Seth Herd comments on Self-censoring on AI x-risk discussions?

Seth Herd 2 Jul 2024 5:27 UTC
4 points
2
These are reasonable concerns. I’m glad to see list points 2, 3, and 4. Playing defense to the exclusion of playing offense is a way to lose. We are here to win. That requires courage and discernment in the face of danger. Avoiding all downsides is a pretty sure way to reduce your odds of winning. There are many posts here about weighing the dowsides of sharing infohazards with the upsides of progressing on alignment; sorry I don’t have refs at the top of my head. I will say that I, and I think the community on average, would say it’s highly unlikely that existentially dangerous AI exists now, or that future AI will become more dangerous by reading particularly clever human ideas.

So, if your ideas have potential important upside, and no obvious large downside, please share them.

Some of the points in posts about sharing ideas: it’s unlikely they’re as dangerous as you think; others have probably had those ideas and maybe tested them if they’re that good. And you need to weigh the up-side against the down-side.

Also if you have a little time, searching LessWrong for similar ideas will be fun and fascinating.

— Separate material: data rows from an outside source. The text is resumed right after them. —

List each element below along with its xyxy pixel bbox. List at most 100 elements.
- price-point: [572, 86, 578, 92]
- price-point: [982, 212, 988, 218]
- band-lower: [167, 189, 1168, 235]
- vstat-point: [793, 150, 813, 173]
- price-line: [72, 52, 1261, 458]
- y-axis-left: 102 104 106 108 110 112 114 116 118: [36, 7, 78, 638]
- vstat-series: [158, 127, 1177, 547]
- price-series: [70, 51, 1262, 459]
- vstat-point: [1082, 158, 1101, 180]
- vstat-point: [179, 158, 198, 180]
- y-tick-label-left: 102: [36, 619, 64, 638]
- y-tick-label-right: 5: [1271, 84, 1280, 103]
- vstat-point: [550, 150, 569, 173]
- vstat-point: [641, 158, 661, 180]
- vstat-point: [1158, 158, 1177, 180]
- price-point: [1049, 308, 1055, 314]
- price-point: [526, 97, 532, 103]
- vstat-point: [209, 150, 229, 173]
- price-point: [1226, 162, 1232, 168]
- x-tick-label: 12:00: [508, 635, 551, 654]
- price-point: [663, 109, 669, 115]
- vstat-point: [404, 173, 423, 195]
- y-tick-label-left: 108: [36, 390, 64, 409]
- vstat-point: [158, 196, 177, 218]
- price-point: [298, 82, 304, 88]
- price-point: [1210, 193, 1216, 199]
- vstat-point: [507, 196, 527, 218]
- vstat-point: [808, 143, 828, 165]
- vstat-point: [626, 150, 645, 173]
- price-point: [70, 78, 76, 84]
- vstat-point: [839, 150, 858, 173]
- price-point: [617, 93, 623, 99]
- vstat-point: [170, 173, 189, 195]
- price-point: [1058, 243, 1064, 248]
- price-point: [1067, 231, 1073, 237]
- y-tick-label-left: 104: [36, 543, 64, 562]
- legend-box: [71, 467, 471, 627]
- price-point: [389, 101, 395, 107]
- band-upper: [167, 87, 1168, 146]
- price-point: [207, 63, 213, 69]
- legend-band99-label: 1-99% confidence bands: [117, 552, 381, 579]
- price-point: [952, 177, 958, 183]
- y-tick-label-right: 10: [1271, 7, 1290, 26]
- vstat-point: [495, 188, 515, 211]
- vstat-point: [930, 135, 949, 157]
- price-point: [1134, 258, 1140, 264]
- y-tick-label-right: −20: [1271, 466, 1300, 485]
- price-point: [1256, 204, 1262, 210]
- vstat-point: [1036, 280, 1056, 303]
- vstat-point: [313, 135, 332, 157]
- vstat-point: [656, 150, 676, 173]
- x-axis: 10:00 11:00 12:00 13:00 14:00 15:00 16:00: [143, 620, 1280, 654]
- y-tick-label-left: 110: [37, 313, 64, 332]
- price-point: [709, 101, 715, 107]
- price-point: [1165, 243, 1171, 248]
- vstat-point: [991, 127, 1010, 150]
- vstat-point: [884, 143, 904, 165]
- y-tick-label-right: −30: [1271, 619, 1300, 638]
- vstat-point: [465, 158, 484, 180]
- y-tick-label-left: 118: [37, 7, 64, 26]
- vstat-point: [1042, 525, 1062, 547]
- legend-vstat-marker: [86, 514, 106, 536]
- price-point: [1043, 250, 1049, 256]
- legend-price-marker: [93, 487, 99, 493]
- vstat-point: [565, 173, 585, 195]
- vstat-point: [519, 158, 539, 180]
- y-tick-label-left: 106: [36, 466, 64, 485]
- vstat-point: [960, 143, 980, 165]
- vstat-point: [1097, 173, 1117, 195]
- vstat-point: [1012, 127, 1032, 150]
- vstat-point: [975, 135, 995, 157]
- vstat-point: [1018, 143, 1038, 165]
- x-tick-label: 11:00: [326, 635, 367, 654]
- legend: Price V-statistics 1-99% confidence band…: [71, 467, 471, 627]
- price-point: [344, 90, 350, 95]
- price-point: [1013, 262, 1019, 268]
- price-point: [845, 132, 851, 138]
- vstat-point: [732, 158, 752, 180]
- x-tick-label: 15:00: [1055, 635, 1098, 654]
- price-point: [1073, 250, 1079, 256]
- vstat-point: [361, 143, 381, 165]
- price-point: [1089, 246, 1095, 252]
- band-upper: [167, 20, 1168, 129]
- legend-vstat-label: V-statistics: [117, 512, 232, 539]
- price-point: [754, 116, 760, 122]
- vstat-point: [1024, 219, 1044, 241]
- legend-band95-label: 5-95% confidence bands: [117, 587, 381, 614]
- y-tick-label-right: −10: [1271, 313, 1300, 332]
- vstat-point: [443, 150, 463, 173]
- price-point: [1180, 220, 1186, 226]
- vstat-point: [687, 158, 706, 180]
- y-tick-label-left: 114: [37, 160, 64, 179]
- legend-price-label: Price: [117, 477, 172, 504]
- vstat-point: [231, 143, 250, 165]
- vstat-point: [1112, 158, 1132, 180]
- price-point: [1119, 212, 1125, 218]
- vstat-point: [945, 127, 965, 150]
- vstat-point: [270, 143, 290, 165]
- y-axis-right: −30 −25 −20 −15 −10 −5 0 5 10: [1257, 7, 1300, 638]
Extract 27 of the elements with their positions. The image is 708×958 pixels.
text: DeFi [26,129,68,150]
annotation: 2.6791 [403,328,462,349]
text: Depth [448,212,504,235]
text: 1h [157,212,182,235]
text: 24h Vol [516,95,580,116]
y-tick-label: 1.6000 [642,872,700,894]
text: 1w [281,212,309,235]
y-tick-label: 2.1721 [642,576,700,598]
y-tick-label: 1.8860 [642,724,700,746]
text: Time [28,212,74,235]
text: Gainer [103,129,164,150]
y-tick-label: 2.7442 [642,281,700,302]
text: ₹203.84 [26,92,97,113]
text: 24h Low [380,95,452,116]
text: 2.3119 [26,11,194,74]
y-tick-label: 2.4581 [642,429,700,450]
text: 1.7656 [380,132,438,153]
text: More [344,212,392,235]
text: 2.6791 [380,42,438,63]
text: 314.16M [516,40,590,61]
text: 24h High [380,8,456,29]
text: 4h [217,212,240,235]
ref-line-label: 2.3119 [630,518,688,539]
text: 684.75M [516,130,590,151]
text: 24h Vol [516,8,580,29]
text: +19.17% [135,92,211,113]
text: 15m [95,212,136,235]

Different personalities will tend to misweight in opposite directions. Pessimists/anxious people will overweight potential downsides, while optimists/enthusiastic people will overweight the upside. Doing a good job is complex. But it probably doesn’t matter much unless you’ve done a bunch of research to establish that your new idea is really both new and potentially very powerful. Lots of ideas (but not nearly all!) have been thought of and explored, and there are lots of reasons that powerful-seeming ideas wind up not being that important or new.
- Decaeneus 2 Jul 2024 14:30 UTC
  1 point
  0
  Parent
  So, if your ideas have potential important upside, and no obvious large downside, please share them.
  What would be some examples of obviously large downside? Something that comes to mind is anything that tips the current scales in a bad way, like some novel research result that directs researchers to more rapid capabilities increase without a commensurate increase in alignemnt. Anything else?